"Wer hat, der gibt": Reiche sollen Krisenkosten tragen - manche wären sogar bereit
Promis und zivilgesellschaftliche Organisationen schreiben offenen Brief an die Bundesregierung. Ähnliches wurde 2009 auch schon von Leuten gefordert, die selbst zahlen müssten, wenn die Idee aufgegriffen würde
Mehr als 100 Kultur- und Medienschaffende, Wissenschaftler und zivilgesellschaftliche Organisationen haben in einem offenen Brief an die Bundesregierung eine langfristige Umverteilung des Reichtums von oben nach unten gefordert, um eine weitere Spaltung der Gesellschaft im Zuge der Corona-Krise zu verhindern. Eine Rückkehr zur "Schuldenbremse" wird darin abgelehnt. "Unter keinen Umständen dürfen in den kommenden Jahren Geringverdienende - nicht selten jene, die die Gesellschaft durch die Krise tragen - unter Spardruck leiden", heißt es in dem Schreiben des Bündnisses "Wer hat, der gibt", das am Mittwoch auch auf der Petitionsplattform change.org veröffentlicht wurde.
Zuerst hatten bekannte Persönlichkeiten wie der Kabarettist Max Uthoff, die Sängerin Annette Humpe, die Rapperin und Sozialwissenschaftlerin Dr. Reyhan Sahin sowie Dr. Ulrich Schneider vom Paritätischen Gesamtverband und der Armuts- und Reichtumsforscher Prof. Dr. Christoph Butterwegge unterzeichnet. Hinzu kamen Organisationen wie das Netzwerk Attac und Oxfam Deutschland sowie mehrere Ortsgruppen der Klimaschutz-Jugendbewegung Fridays for Future - vor allem aus ostdeutschen Städten wie Erfurt, Leipzig und Greifswald.

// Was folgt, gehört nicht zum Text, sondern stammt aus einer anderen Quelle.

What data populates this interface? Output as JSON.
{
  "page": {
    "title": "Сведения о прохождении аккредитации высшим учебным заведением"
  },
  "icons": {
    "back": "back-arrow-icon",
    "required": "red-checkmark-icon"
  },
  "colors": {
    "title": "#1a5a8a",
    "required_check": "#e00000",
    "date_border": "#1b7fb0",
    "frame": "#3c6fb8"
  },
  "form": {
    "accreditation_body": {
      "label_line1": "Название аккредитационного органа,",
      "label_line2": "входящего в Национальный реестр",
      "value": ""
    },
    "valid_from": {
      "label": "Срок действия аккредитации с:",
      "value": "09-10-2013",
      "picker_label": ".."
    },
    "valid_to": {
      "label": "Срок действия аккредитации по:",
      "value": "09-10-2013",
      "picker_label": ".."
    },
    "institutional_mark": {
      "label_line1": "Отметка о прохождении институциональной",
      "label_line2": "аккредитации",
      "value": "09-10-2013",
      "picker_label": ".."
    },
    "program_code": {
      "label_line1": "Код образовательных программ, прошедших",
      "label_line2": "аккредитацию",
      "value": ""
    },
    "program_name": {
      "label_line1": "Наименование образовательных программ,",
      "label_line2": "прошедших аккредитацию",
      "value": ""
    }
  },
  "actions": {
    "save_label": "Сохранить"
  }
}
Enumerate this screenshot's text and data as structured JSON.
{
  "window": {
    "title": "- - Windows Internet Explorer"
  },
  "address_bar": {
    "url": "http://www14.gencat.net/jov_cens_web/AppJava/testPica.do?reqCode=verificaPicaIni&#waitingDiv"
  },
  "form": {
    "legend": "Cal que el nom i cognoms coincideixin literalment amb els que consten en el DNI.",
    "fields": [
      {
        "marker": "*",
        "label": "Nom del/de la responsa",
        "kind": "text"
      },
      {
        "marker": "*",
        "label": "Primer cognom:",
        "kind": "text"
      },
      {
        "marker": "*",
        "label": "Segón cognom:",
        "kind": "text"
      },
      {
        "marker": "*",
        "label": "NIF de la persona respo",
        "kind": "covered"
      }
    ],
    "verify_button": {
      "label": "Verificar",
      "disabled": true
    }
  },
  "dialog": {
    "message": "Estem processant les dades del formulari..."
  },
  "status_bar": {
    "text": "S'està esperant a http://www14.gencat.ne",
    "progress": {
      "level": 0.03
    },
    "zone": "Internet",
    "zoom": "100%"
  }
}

Gefordert werden die Wiedereinführung einer "effektiven Vermögensteuer mit einem hohen Steuersatz und einem ausreichenden Freibetrag" sowie die Besteuerung großer Erbschaften und Schenkungen, insbesondere von Betriebsvermögen sowie eine einmalige Vermögensabgabe zur Deckung der Kosten der Corona-Krise. Außerdem soll der Spitzensteuersatz der Einkommenssteuer "für besonders hohe Einkommen" angehoben werden. Genauer beziffert wird dies allerdings nicht. Zur Bekämpfung der Steuervermeidung multinationaler Konzerne wird eine Harmonisierung der Unternehmensbesteuerung und die Einführung eines ausreichenden Mindeststeuersatzes in der gesamten EU vorgeschlagen.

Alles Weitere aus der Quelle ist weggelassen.